|If you are the proud owner of a recreational vehicle or RV, you are certainly familiar with the fun and flexibility that these “homes on wheels” have to offer. Purchasing or leasing an RV can require a large investment, So if you are having any sort of trouble with your RV, you should know that some of the same lemon laws that offer you protection for your car, truck, van or consumer product, also apply to your RV! You could be entitled to a new RV or your money back, if you have taken your RV into the dealer, or repair shop repeatedly and the problems can not seem to be fixed.|
The “federal lemon law” covers your RV. Do not be dissuaded by your dealer, or others telling you your RV’s problems are too small to be of any consequence. As you know, little problems can add up, causing your RV to spend many days in the repair shop.
The Magnuson-Moss Warranty Act is a federal law that provides protection to buyers of consumer products that cost $25 or more and come with a written warranty.
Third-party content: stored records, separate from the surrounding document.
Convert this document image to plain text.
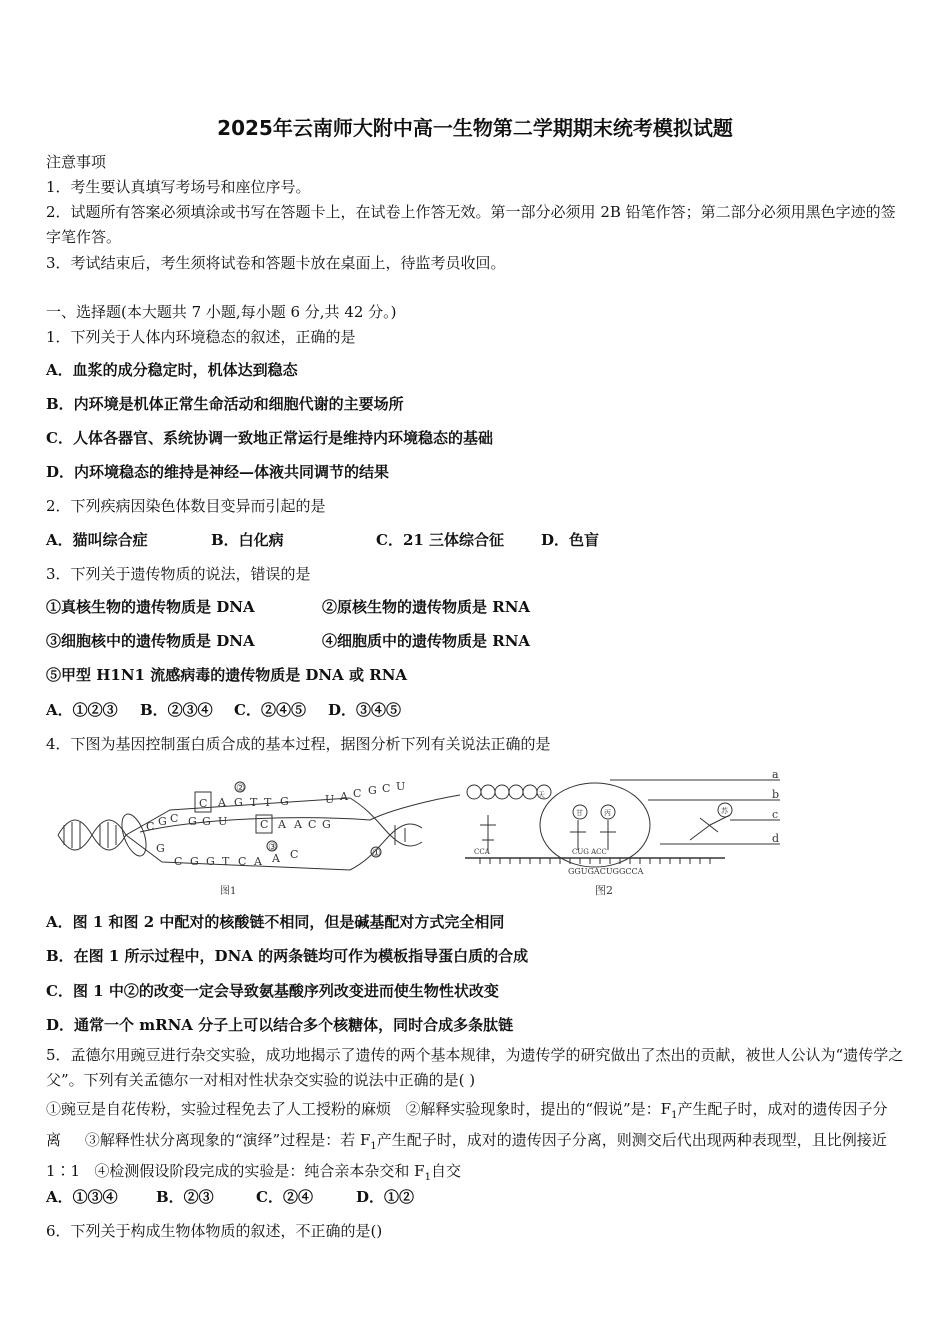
2025年云南师大附中高一生物第二学期期末统考模拟试题
注意事项
1．考生要认真填写考场号和座位序号。
2．试题所有答案必须填涂或书写在答题卡上，在试卷上作答无效。第一部分必须用 2B 铅笔作答；第二部分必须用黑色字迹的签字笔作答。
3．考试结束后，考生须将试卷和答题卡放在桌面上，待监考员收回。
一、选择题(本大题共 7 小题,每小题 6 分,共 42 分。)
1．下列关于人体内环境稳态的叙述，正确的是
A．血浆的成分稳定时，机体达到稳态
B．内环境是机体正常生命活动和细胞代谢的主要场所
C．人体各器官、系统协调一致地正常运行是维持内环境稳态的基础
D．内环境稳态的维持是神经—体液共同调节的结果
2．下列疾病因染色体数目变异而引起的是
A．猫叫综合症	B．白化病	C．21 三体综合征 D．色盲
3．下列关于遗传物质的说法，错误的是
①真核生物的遗传物质是 DNA	②原核生物的遗传物质是 RNA
③细胞核中的遗传物质是 DNA	④细胞质中的遗传物质是 RNA
⑤甲型 H1N1 流感病毒的遗传物质是 DNA 或 RNA
A．①②③ B．②③④ C．②④⑤ D．③④⑤
4．下图为基因控制蛋白质合成的基本过程，据图分析下列有关说法正确的是
②
③
①
图1
C A G T T G	U A C G C U
C G C G G U	C A A C G
G
C G G T C A A C
甘	丙	苏
天
CCA	CUG ACC
GGUGACUGGCCA
a
b
c
d
图2
A．图 1 和图 2 中配对的核酸链不相同，但是碱基配对方式完全相同
B．在图 1 所示过程中，DNA 的两条链均可作为模板指导蛋白质的合成
C．图 1 中②的改变一定会导致氨基酸序列改变进而使生物性状改变
D．通常一个 mRNA 分子上可以结合多个核糖体，同时合成多条肽链
5．孟德尔用豌豆进行杂交实验，成功地揭示了遗传的两个基本规律，为遗传学的研究做出了杰出的贡献，被世人公认为“遗传学之父”。下列有关孟德尔一对相对性状杂交实验的说法中正确的是( )
①豌豆是自花传粉，实验过程免去了人工授粉的麻烦 ②解释实验现象时，提出的“假说”是：$F_1$产生配子时，成对的遗传因子分离 ③解释性状分离现象的“演绎”过程是：若 $F_1$产生配子时，成对的遗传因子分离，则测交后代出现两种表现型，且比例接近 1∶1 ④检测假设阶段完成的实验是：纯合亲本杂交和 $F_1$自交
A．①③④	B．②③	C．②④	D．①②
6．下列关于构成生物体物质的叙述，不正确的是()
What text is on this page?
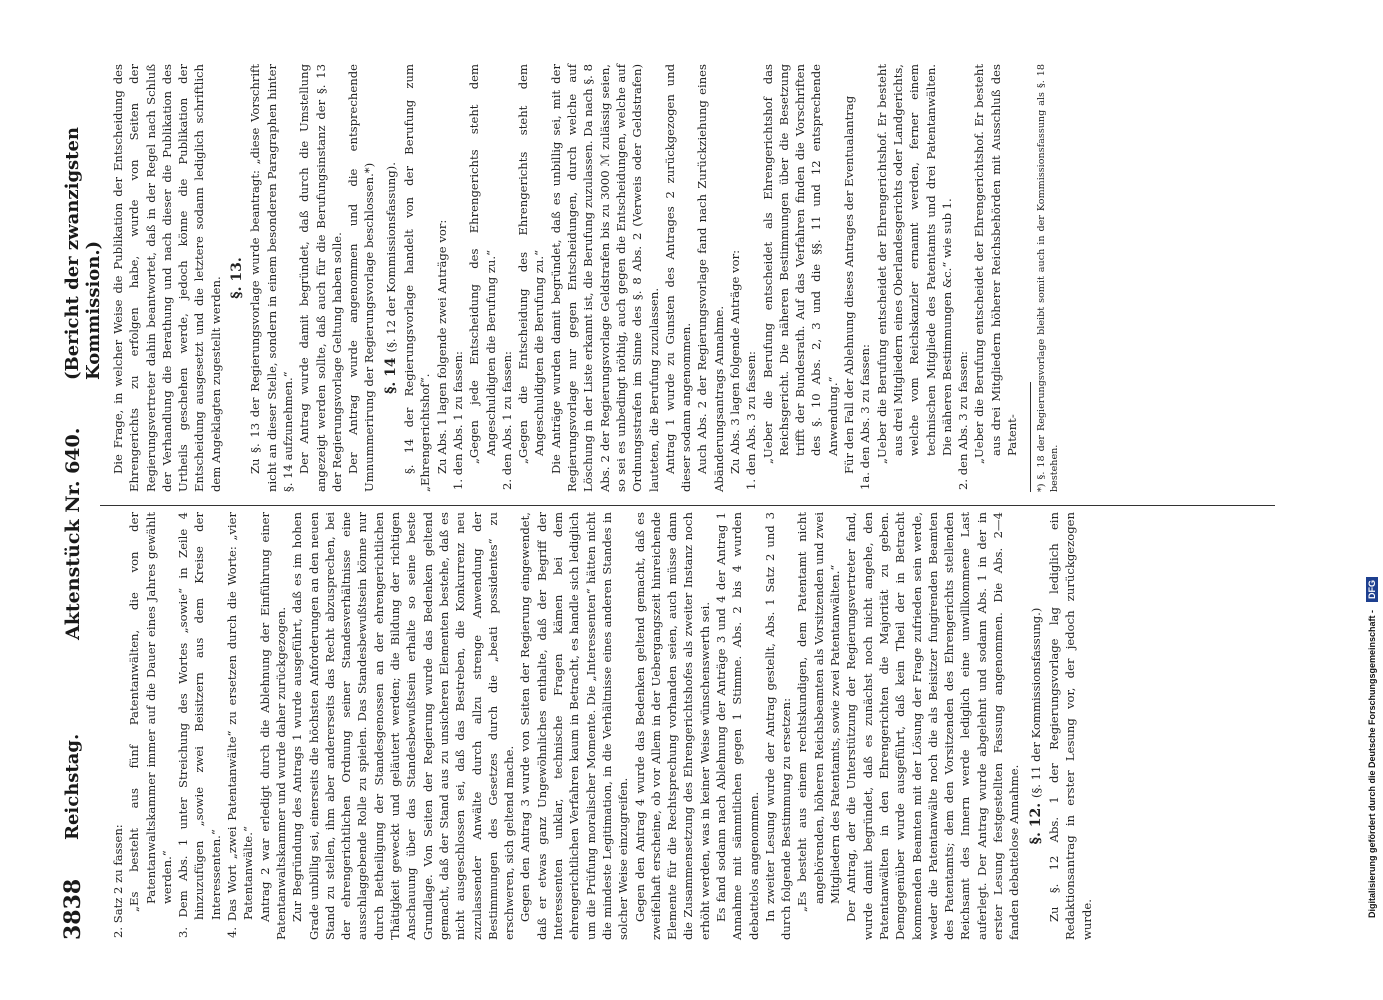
3838
Reichstag.
Aktenstück Nr. 640.
(Bericht der zwanzigsten Kommission.)

2. Satz 2 zu fassen: „Es besteht aus fünf Patentanwälten, die von der Patentanwaltskammer immer auf die Dauer eines Jahres gewählt werden.“ 3. Dem Abs. 1 unter Streichung des Wortes „sowie“ in Zeile 4 hinzuzufügen „sowie zwei Beisitzern aus dem Kreise der Interessenten.“ 4. Das Wort „zwei Patentanwälte“ zu ersetzen durch die Worte: „vier Patentanwälte.“ Antrag 2 war erledigt durch die Ablehnung der Einführung einer Patentanwaltskammer und wurde daher zurückgezogen. Zur Begründung des Antrags 1 wurde ausgeführt, daß es im hohen Grade unbillig sei, einerseits die höchsten Anforderungen an den neuen Stand zu stellen, ihm aber andererseits das Recht abzusprechen, bei der ehrengerichtlichen Ordnung seiner Standesverhältnisse eine ausschlaggebende Rolle zu spielen. Das Standesbewußtsein könne nur durch Betheiligung der Standesgenossen an der ehrengerichtlichen Thätigkeit geweckt und geläutert werden; die Bildung der richtigen Anschauung über das Standesbewußtsein erhalte so seine beste Grundlage. Von Seiten der Regierung wurde das Bedenken geltend gemacht, daß der Stand aus zu unsicheren Elementen bestehe, daß es nicht ausgeschlossen sei, daß das Bestreben, die Konkurrenz neu zuzulassender Anwälte durch allzu strenge Anwendung der Bestimmungen des Gesetzes durch die „beati possidentes“ zu erschweren, sich geltend mache. Gegen den Antrag 3 wurde von Seiten der Regierung eingewendet, daß er etwas ganz Ungewöhnliches enthalte, daß der Begriff der Interessenten unklar, technische Fragen kämen bei dem ehrengerichtlichen Verfahren kaum in Betracht, es handle sich lediglich um die Prüfung moralischer Momente. Die „Interessenten“ hätten nicht die mindeste Legitimation, in die Verhältnisse eines anderen Standes in solcher Weise einzugreifen. Gegen den Antrag 4 wurde das Bedenken geltend gemacht, daß es zweifelhaft erscheine, ob vor Allem in der Uebergangszeit hinreichende Elemente für die Rechtsprechung vorhanden seien, auch müsse dann die Zusammensetzung des Ehrengerichtshofes als zweiter Instanz noch erhöht werden, was in keiner Weise wünschenswerth sei. Es fand sodann nach Ablehnung der Anträge 3 und 4 der Antrag 1 Annahme mit sämmtlichen gegen 1 Stimme. Abs. 2 bis 4 wurden debattelos angenommen. In zweiter Lesung wurde der Antrag gestellt, Abs. 1 Satz 2 und 3 durch folgende Bestimmung zu ersetzen: „Es besteht aus einem rechtskundigen, dem Patentamt nicht angehörenden, höheren Reichsbeamten als Vorsitzenden und zwei Mitgliedern des Patentamts, sowie zwei Patentanwälten.“ Der Antrag, der die Unterstützung der Regierungsvertreter fand, wurde damit begründet, daß es zunächst noch nicht angehe, den Patentanwälten in den Ehrengerichten die Majorität zu geben. Demgegenüber wurde ausgeführt, daß kein Theil der in Betracht kommenden Beamten mit der Lösung der Frage zufrieden sein werde, weder die Patentanwälte noch die als Beisitzer fungirenden Beamten des Patentamts; dem den Vorsitzenden des Ehrengerichts stellenden Reichsamt des Innern werde lediglich eine unwillkommene Last auferlegt. Der Antrag wurde abgelehnt und sodann Abs. 1 in der in erster Lesung festgestellten Fassung angenommen. Die Abs. 2—4 fanden debattelose Annahme. §. 12. (§. 11 der Kommissionsfassung.) Zu §. 12 Abs. 1 der Regierungsvorlage lag lediglich ein Redaktionsantrag in erster Lesung vor, der jedoch zurückgezogen wurde.

Die Frage, in welcher Weise die Publikation der Entscheidung des Ehrengerichts zu erfolgen habe, wurde von Seiten der Regierungsvertreter dahin beantwortet, daß in der Regel nach Schluß der Verhandlung die Berathung und nach dieser die Publikation des Urtheils geschehen werde, jedoch könne die Publikation der Entscheidung ausgesetzt und die letztere sodann lediglich schriftlich dem Angeklagten zugestellt werden. §. 13. Zu §. 13 der Regierungsvorlage wurde beantragt: „diese Vorschrift nicht an dieser Stelle, sondern in einem besonderen Paragraphen hinter §. 14 aufzunehmen.“ Der Antrag wurde damit begründet, daß durch die Umstellung angezeigt werden sollte, daß auch für die Berufungsinstanz der §. 13 der Regierungsvorlage Geltung haben solle. Der Antrag wurde angenommen und die entsprechende Umnummerirung der Regierungsvorlage beschlossen.*) §. 14 (§. 12 der Kommissionsfassung). §. 14 der Regierungsvorlage handelt von der Berufung zum „Ehrengerichtshof“. Zu Abs. 1 lagen folgende zwei Anträge vor: 1. den Abs. 1 zu fassen: „Gegen jede Entscheidung des Ehrengerichts steht dem Angeschuldigten die Berufung zu.“ 2. den Abs. 1 zu fassen: „Gegen die Entscheidung des Ehrengerichts steht dem Angeschuldigten die Berufung zu.“ Die Anträge wurden damit begründet, daß es unbillig sei, mit der Regierungsvorlage nur gegen Entscheidungen, durch welche auf Löschung in der Liste erkannt ist, die Berufung zuzulassen. Da nach §. 8 Abs. 2 der Regierungsvorlage Geldstrafen bis zu 3000 ℳ zulässig seien, so sei es unbedingt nöthig, auch gegen die Entscheidungen, welche auf Ordnungsstrafen im Sinne des §. 8 Abs. 2 (Verweis oder Geldstrafen) lauteten, die Berufung zuzulassen. Antrag 1 wurde zu Gunsten des Antrages 2 zurückgezogen und dieser sodann angenommen. Auch Abs. 2 der Regierungsvorlage fand nach Zurückziehung eines Abänderungsantrags Annahme. Zu Abs. 3 lagen folgende Anträge vor: 1. den Abs. 3 zu fassen: „Ueber die Berufung entscheidet als Ehrengerichtshof das Reichsgericht. Die näheren Bestimmungen über die Besetzung trifft der Bundesrath. Auf das Verfahren finden die Vorschriften des §. 10 Abs. 2, 3 und die §§. 11 und 12 entsprechende Anwendung.“ Für den Fall der Ablehnung dieses Antrages der Eventualantrag 1a. den Abs. 3 zu fassen: „Ueber die Berufung entscheidet der Ehrengerichtshof. Er besteht aus drei Mitgliedern eines Oberlandesgerichts oder Landgerichts, welche vom Reichskanzler ernannt werden, ferner einem technischen Mitgliede des Patentamts und drei Patentanwälten. Die näheren Bestimmungen &c.“ wie sub 1. 2. den Abs. 3 zu fassen: „Ueber die Berufung entscheidet der Ehrengerichtshof. Er besteht aus drei Mitgliedern höherer Reichsbehörden mit Ausschluß des Patent- *) §. 18 der Regierungsvorlage bleibt somit auch in der Kommissionsfassung als §. 18 bestehen.

Digitalisierung gefördert durch die Deutsche Forschungsgemeinschaft -
DFG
This law applies to any product you buy that does not perform as it should, including mobile homes and travel trailers. The Magnuson-Moss statute gives consumers considerable rights in dealing with manufacturers of lemon recreational vehicles by guaranteeing that dealers only have a “reasonable opportunity” to repair the problems with the RV and by also assuring that the warranty meets certain federal disclosure requirements.
In fact, one of the Act's purposes is to ensure that repairs are performed within a reasonable period of time. If a product is covered by a written warranty, and any part of the product (or the product itself) is defective and cannot be fixed after a reasonable opportunity, the consumer is entitled to damages, which may include a refund, replacement vehicle, or monetary damages as compensation for the warrantor's failure to perform. Importantly, the Magnuson-Moss Warranty Act also allows consumers to recover their attorneys’ fees and costs for bringing a claim. This way, you can hire an attorney who can rely upon these “one-way” fee-shifting provisions of Federal law in order to be paid.
Notably, both major and minor defects and conditions are covered under the Act. For example, although defects or conditions that diminish your ability to use the RV as intended are almost certainly actionable, the Act protects consumers from warrantors that fail to honor any obligation in their warranty. As such, even if the defects in your RV or other consumer product do not substantially impair your RV, federal law still may entitle you to relief as your warranty is a promise to repair all defects, not just ones that are substantial or significant in nature. Moreover, you do not have to provide warrantors with an unlimited opportunity to repair your RV. Courts have found warranty breaches to occur after as little as two or three unsuccessful repair attempts to a cure a particular defect.